Adalet Bakanı Sadullah Ergin'in PKK ’nın silahlı unsurlarının sınır dışına çekilmesiyle ilgili yasal düzenlemeye ihtiyaç duyulması halinde parlamentoya gidilebileceğini "Gerekirse yasa çıkarılır" sözlerini değerlendiren hukukçular, bunun oldukça zor olduğu görüşünde birleşti.
Adalet Bakanı Sadullah Ergin’in PKK ’nın çekilmesiyle ilgili yasal düzenlemeye ihtiyaç duyulması halinde parlamentoya gidilebileceğini açıklaması ‘nasıl bir yasal düzenleme’ tartışmasını da beraberinde getirdi.

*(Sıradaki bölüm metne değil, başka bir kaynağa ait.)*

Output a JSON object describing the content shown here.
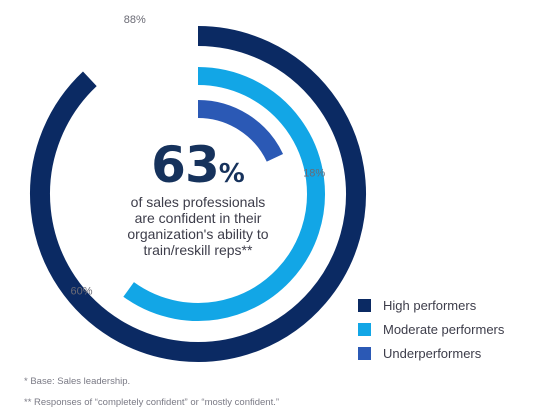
{
  "chart_data": {
    "type": "radial-bar",
    "series": [
      {
        "name": "High performers",
        "value": 88,
        "label": "88%",
        "color": "#0b2a63"
      },
      {
        "name": "Moderate performers",
        "value": 60,
        "label": "60%",
        "color": "#12a6e6"
      },
      {
        "name": "Underperformers",
        "value": 18,
        "label": "18%",
        "color": "#2b59b5"
      }
    ],
    "headline": {
      "number": "63",
      "unit": "%"
    },
    "subtext": [
      "of sales professionals",
      "are confident in their",
      "organization's ability to",
      "train/reskill reps**"
    ],
    "legend_position": "bottom-right"
  },
  "footnotes": [
    "* Base: Sales leadership.",
    "** Responses of “completely confident” or “mostly confident.”"
  ]
}
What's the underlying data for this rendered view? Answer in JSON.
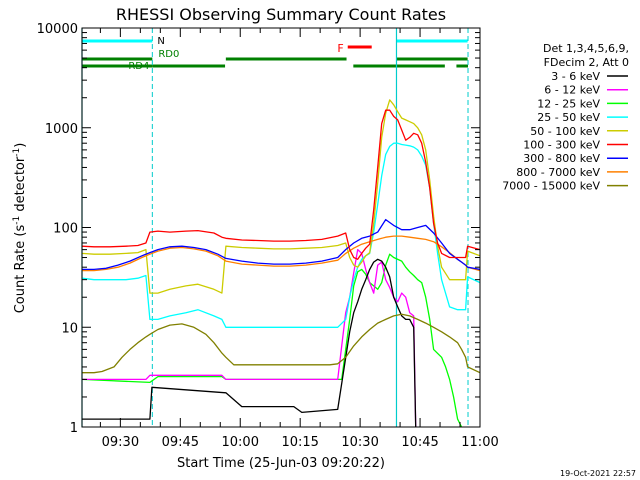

Miray Çimen'in radikal.com.tr'de yer alan habere göre, Kırıkkale Üniversitesi Uluslararası İlişkiler Bölümü Başkanı Prof. Dr. Erol Kurubaş yasa çıkartılmasının şaşırtıcı bir durum olacağını belirterek, dünyada da böyle bir örnekle karşılaşmadığını belirtti. Kurubaş, şunları söyledi: “PKK’nın mücadele ettiği alanın arkasında bir Kürt bölgesi, yani Kürt cehpesi var. Silahlı mücadele yürüten diğer yerlerde de PKK kadar şansa sahip olan, cephe arkası bir bölgeye sahip olan hareket olmadı. Biraz Fransa ’daki Bask’lar yani ETA için bu düşünülebilir ama bunları kalkıp yasal bir çerçevede ele almak bana makul gelmedi. Ne diyeceğiz o yasada? ‘Bizim ülkemizdeki bu silahlı unsurlar bir başka ülkenin toprağına mı girsin’ diyeceğiz. Bu uluslararası hukuk açısından absürd bir şey olur.”
‘Bir tane yetmez’
Ankara Üniversitesi Siyasal Bilgiler Fakültesi Uluslararası İlişkiler Bölümü öğretim üyesi Prof.Dr. Çağrı Erhan ise güvenlik görevlilerinin görevinin terör örgütü mensuplarını yakalamak olduğunu vurguladı. Erhan, “Şimdi bunlar elini kolunu sallayarak çıkarlarken, öbürleri müdahale etmeyecek mi? Herhalde bunu kast ediyor” dedi. PKK’nın silahlı güçlerinin mevcut yasalar değişmeden sınır dışına çıkartılmalarının mümkün olmadığını belirten Erhan, şu değerlendirmeyi yaptı: “Netice itibariyle hala terörist kisvesini taşıyan bir takım adamlardan söz ediyoruz. Neye dayanarak, hangi yasal zemine dayanarak bir anlaşma yapılıyor ve bunlar çıkartılıyor. Bunun bir tek yolu var o da af ilan etmek. Af dışında hangi yolla dışarıya çıkartılabilirler ki? O yüzden hukuki sıkışmışlık var. Bir tane yasa yetmez ona. İçinde terörle mücadele lafı geçen pek çok hukuki metnin aynı anda değiştirilmesi gerekir. Ciddi bir hukuki karmaşayla karşı karşıyayız.”
İzah edilemez
Ankara Baro Başkanı Metin Feyzioğlu da sürecin toplum vicdanını derinden yaraladığının altını çizerek, “Bir tarafta TSK’nın terörle mücadele etmiş komutanları tutuklu. KCK davasında da seçilmiş bütün Kürt siyasetçiler de neredeyse içeride. Bu çelişkiyi, vicdanları sızlatan bu trajik durumu kimseye izah etmek mümkün değil. Kalemli unsurlar zindana, silahlı unasurlar yurtdışına” dedi.